Custom Written Term Papers: The Numerous Themes in Othello :: Othello essays

The Numerous Themes in Othello The Shakespearean tragedy Othello contains a number of cornerstones their congress importance and priority is debated by literary critics. In this essay let us examine the various themes and determine which are dominant and which subordinate. A. C. Bradley, in his book of literary criticism, Shakespearean Tragedy, describes the theme of sexual jealousy in Othello In the second place, there is no subject more enkindle than sexual jealousy rising to the pitch of passion and there outhouse hardly be any spectacle at once so center and so painful as that of a great nature woefulness the torment of this passion, and driven by it to a crime which is also a hideous blunder. . . . But jealousy, and especially sexual jealousy, brings with it a sense of embarrass and humiliation. For this reason it is generally hidden if we perceive it we ourselves are ashamed and contort our eyes away and when it is not hidden it commonly stirs contempt as well as p ity. Nor is this all. Such jealousy as Othellos converts charitable nature into chaos, and liberates the beast in man and it does this in relation to star of the most intense and also the most ideal of human feelings. (169) In the essay Wit and Witchcraft an Approach to Othello Robert B. Heilman discusses the ancients instinctive reaction to the love-theme of the play Before coming directly to the forming of the love-theme that differentiates Othello from other Shakespeare plays that utilise the same theme, I turn arbitrarily to Iago to inspect a distinguishing muggins of his of which the relevance to thematic form in the play will face a little later.

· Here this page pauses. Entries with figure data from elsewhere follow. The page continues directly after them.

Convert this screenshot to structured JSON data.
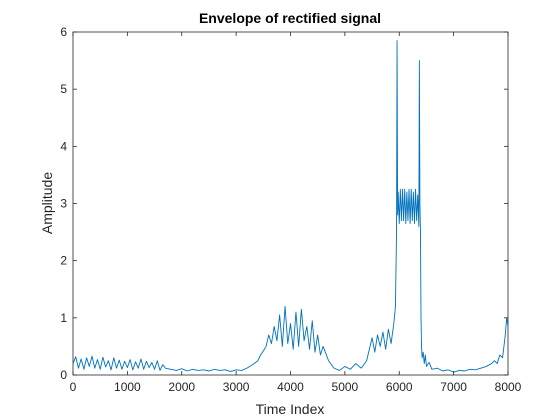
{
  "chart_data": {
    "type": "line",
    "title": "Envelope of rectified signal",
    "xlabel": "Time Index",
    "ylabel": "Amplitude",
    "xlim": [
      0,
      8000
    ],
    "ylim": [
      0,
      6
    ],
    "x_ticks": [
      "0",
      "1000",
      "2000",
      "3000",
      "4000",
      "5000",
      "6000",
      "7000",
      "8000"
    ],
    "y_ticks": [
      "0",
      "1",
      "2",
      "3",
      "4",
      "5",
      "6"
    ],
    "grid": false,
    "legend": "none",
    "series": [
      {
        "color": "#0072BD",
        "x": [
          0,
          50,
          100,
          150,
          200,
          250,
          300,
          350,
          400,
          450,
          500,
          550,
          600,
          650,
          700,
          750,
          800,
          850,
          900,
          950,
          1000,
          1050,
          1100,
          1150,
          1200,
          1250,
          1300,
          1350,
          1400,
          1450,
          1500,
          1550,
          1600,
          1650,
          1700,
          1800,
          1900,
          2000,
          2100,
          2200,
          2300,
          2400,
          2500,
          2600,
          2700,
          2800,
          2900,
          3000,
          3100,
          3200,
          3300,
          3400,
          3450,
          3500,
          3550,
          3600,
          3650,
          3700,
          3750,
          3800,
          3850,
          3900,
          3950,
          4000,
          4050,
          4100,
          4150,
          4200,
          4250,
          4300,
          4350,
          4400,
          4450,
          4500,
          4550,
          4600,
          4700,
          4800,
          4900,
          5000,
          5100,
          5200,
          5300,
          5400,
          5450,
          5500,
          5550,
          5600,
          5650,
          5700,
          5750,
          5800,
          5850,
          5900,
          5930,
          5950,
          5960,
          5970,
          5980,
          6000,
          6020,
          6040,
          6060,
          6080,
          6100,
          6120,
          6140,
          6160,
          6180,
          6200,
          6220,
          6240,
          6260,
          6280,
          6300,
          6320,
          6340,
          6360,
          6370,
          6380,
          6390,
          6400,
          6410,
          6420,
          6440,
          6460,
          6480,
          6500,
          6550,
          6600,
          6700,
          6800,
          6900,
          7000,
          7100,
          7200,
          7300,
          7400,
          7500,
          7600,
          7700,
          7750,
          7800,
          7850,
          7900,
          7925,
          7950,
          7975,
          8000
        ],
        "y": [
          0.2,
          0.32,
          0.12,
          0.28,
          0.1,
          0.3,
          0.15,
          0.33,
          0.12,
          0.27,
          0.1,
          0.31,
          0.14,
          0.25,
          0.09,
          0.3,
          0.12,
          0.26,
          0.1,
          0.24,
          0.13,
          0.27,
          0.09,
          0.23,
          0.12,
          0.28,
          0.1,
          0.24,
          0.13,
          0.22,
          0.1,
          0.25,
          0.08,
          0.18,
          0.12,
          0.1,
          0.08,
          0.11,
          0.07,
          0.1,
          0.08,
          0.09,
          0.07,
          0.1,
          0.08,
          0.09,
          0.06,
          0.09,
          0.08,
          0.12,
          0.18,
          0.25,
          0.35,
          0.42,
          0.5,
          0.7,
          0.55,
          0.85,
          0.6,
          1.05,
          0.5,
          1.2,
          0.55,
          0.9,
          0.45,
          1.1,
          0.5,
          1.15,
          0.6,
          0.85,
          0.45,
          0.95,
          0.4,
          0.7,
          0.35,
          0.5,
          0.25,
          0.12,
          0.08,
          0.15,
          0.1,
          0.2,
          0.12,
          0.25,
          0.45,
          0.65,
          0.4,
          0.7,
          0.5,
          0.75,
          0.45,
          0.8,
          0.55,
          0.9,
          1.2,
          2.5,
          5.85,
          2.8,
          3.2,
          2.65,
          3.25,
          2.7,
          3.25,
          2.7,
          3.25,
          2.65,
          3.2,
          2.7,
          3.25,
          2.65,
          3.25,
          2.7,
          3.2,
          2.65,
          3.25,
          2.7,
          3.15,
          2.6,
          5.5,
          3.0,
          2.5,
          1.0,
          0.5,
          0.3,
          0.4,
          0.2,
          0.35,
          0.15,
          0.22,
          0.1,
          0.12,
          0.07,
          0.09,
          0.05,
          0.08,
          0.07,
          0.1,
          0.09,
          0.12,
          0.15,
          0.2,
          0.25,
          0.2,
          0.35,
          0.3,
          0.5,
          0.7,
          1.0,
          0.85
        ]
      }
    ]
  }
}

When Iago with unperceived scoffing reminds Roderigo, who is drawn with merciless draw poker to the unreachable Desdemona, that love effects an unwonted nobility in men, he states a doctrine which he knows is true but in which he may not believe. Ennoblement by love is a real happening in men, but Iago has to view it with bi tterness and to try to undermine it. (333-34) The theme of hate is the theme on which the play opens. Lily B. Campbell in Shakespeares tragic Heroes indicates this hate in the opening scene It is then on a theme of hate that the play opens. It is a hate of inveterate anger.